The formation flew backwards over a German city that was in flames. The bombers opened their bomb bay doors, exerted a miraculous magnetism which shrunk the fires, gathered them into cylindrical steel containers, and lifted the containers into the bellies of the planes. The containers were stored neatly in racks. The Germans below had miraculous devices of their own, which were long steel tubes. They used them to suck more fragments from the crewmen and planes. But there were still a few wounded Americans though and some of the bombers were in bad repair. Over France though, German fighters came up again, made everything and everybody as good as new.

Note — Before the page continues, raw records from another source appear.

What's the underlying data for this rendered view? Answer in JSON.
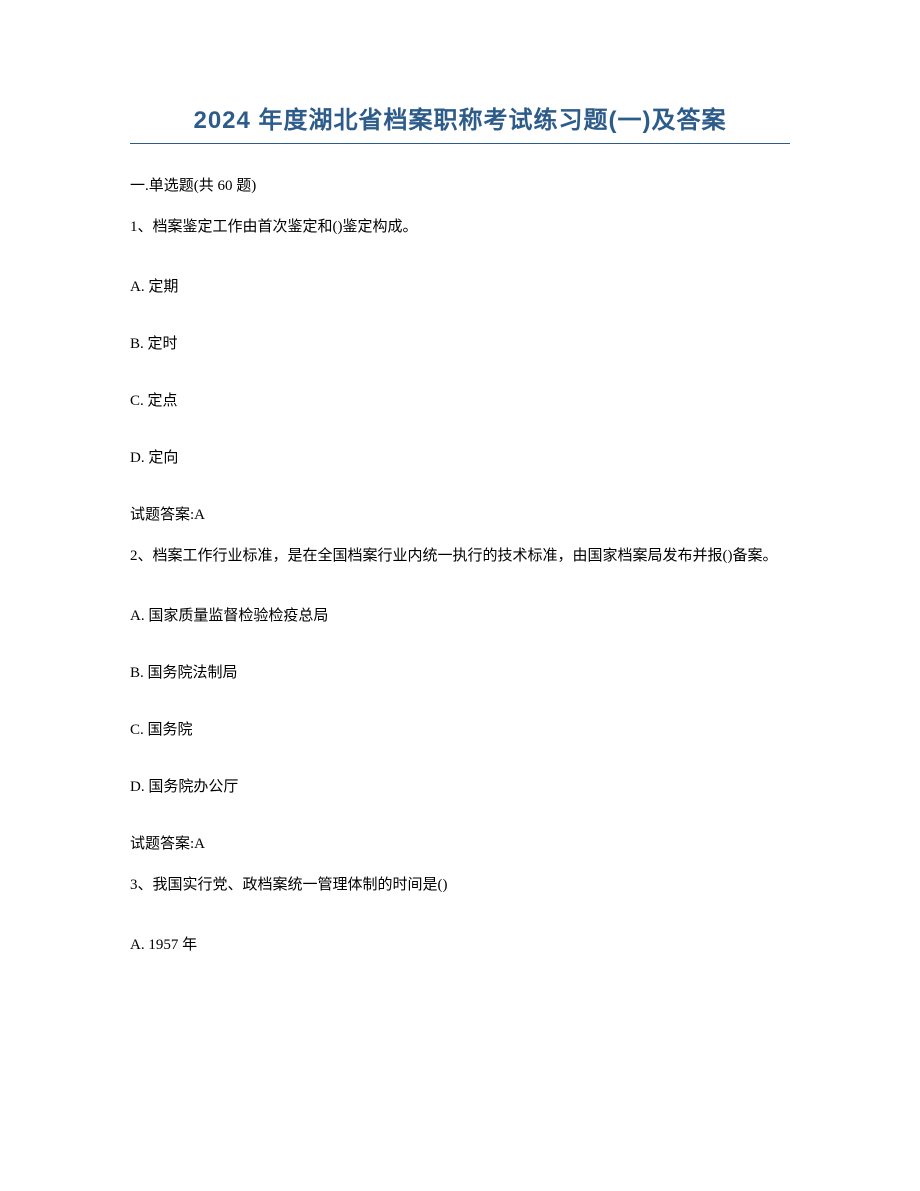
{
  "title": "2024 年度湖北省档案职称考试练习题(一)及答案",
  "section_header": "一.单选题(共 60 题)",
  "questions": [
    {
      "text": "1、档案鉴定工作由首次鉴定和()鉴定构成。",
      "options": {
        "a": "A. 定期",
        "b": "B. 定时",
        "c": "C. 定点",
        "d": "D. 定向"
      },
      "answer": "试题答案:A"
    },
    {
      "text": "2、档案工作行业标准，是在全国档案行业内统一执行的技术标准，由国家档案局发布并报()备案。",
      "options": {
        "a": "A. 国家质量监督检验检疫总局",
        "b": "B. 国务院法制局",
        "c": "C. 国务院",
        "d": "D. 国务院办公厅"
      },
      "answer": "试题答案:A"
    },
    {
      "text": "3、我国实行党、政档案统一管理体制的时间是()",
      "options": {
        "a": "A. 1957 年"
      }
    }
  ]
}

When the bombers got back to their base, the steel cylinders were taken from the racks and shipped back to the United States of America, where factories were operating night and day, dismantling the cylinders, separating the dangerous contents into minerals. Touchingly, it was mainly women who did this work. The minerals were then shipped to specialists in remote areas. It was their business to put them into the ground, to hide them cleverly, so they would never hurt anybody ever again.

– Slaughterhouse-Five (1969)

Roses are red,
And ready for plucking,
You’re sixteen,
And ready for high school.

– Breakfast of Champions (1973)

Love is where you find it. I think it is foolish to go around looking for it, and I think it can be poisonous. I wish that people who are conventionally supposed to love each other would say to each other, when they fight, ‘Please—a little less love, and a little more common decency’.

– Slapstick (1976)

The most embarrassing thing to me about this autobiography, surely, is its unbroken chain of proofs that I was never a serious man. I have been in a lot of trouble over the years, but that was all accidental. Never have I risked my life, or even my comfort, in the service of mankind. Shame on me.

– Jailbird (1979)

My wife has been killed by a machine which should never have come into the hands of any human being. It is called a firearm. It makes the blackest of all human wishes come true at once, at a distance: that something die.

That is evil for you.

We cannot get rid of mankind’s fleetingly wicked wishes. We can get rid of the machines that make them come true.

I give you a holy word: DISARM.

– Deadeye Dick (1982)

So long, old pal. You’re going to a different world now. It’s sure to be a better one, since no other world could be as bad as this one is.

– Galápagos (1985)

Paul Slazinger says, incidentally, that the human condition can be summed up in just one word, and this is the word: Embarrassment.

– Bluebeard (1987)

Our children, full-grown now, can never forgive us for reproducing. What a mess.

– Hocus Pocus (1990)

Pictures are famous for their humanness, and not for their pictureness.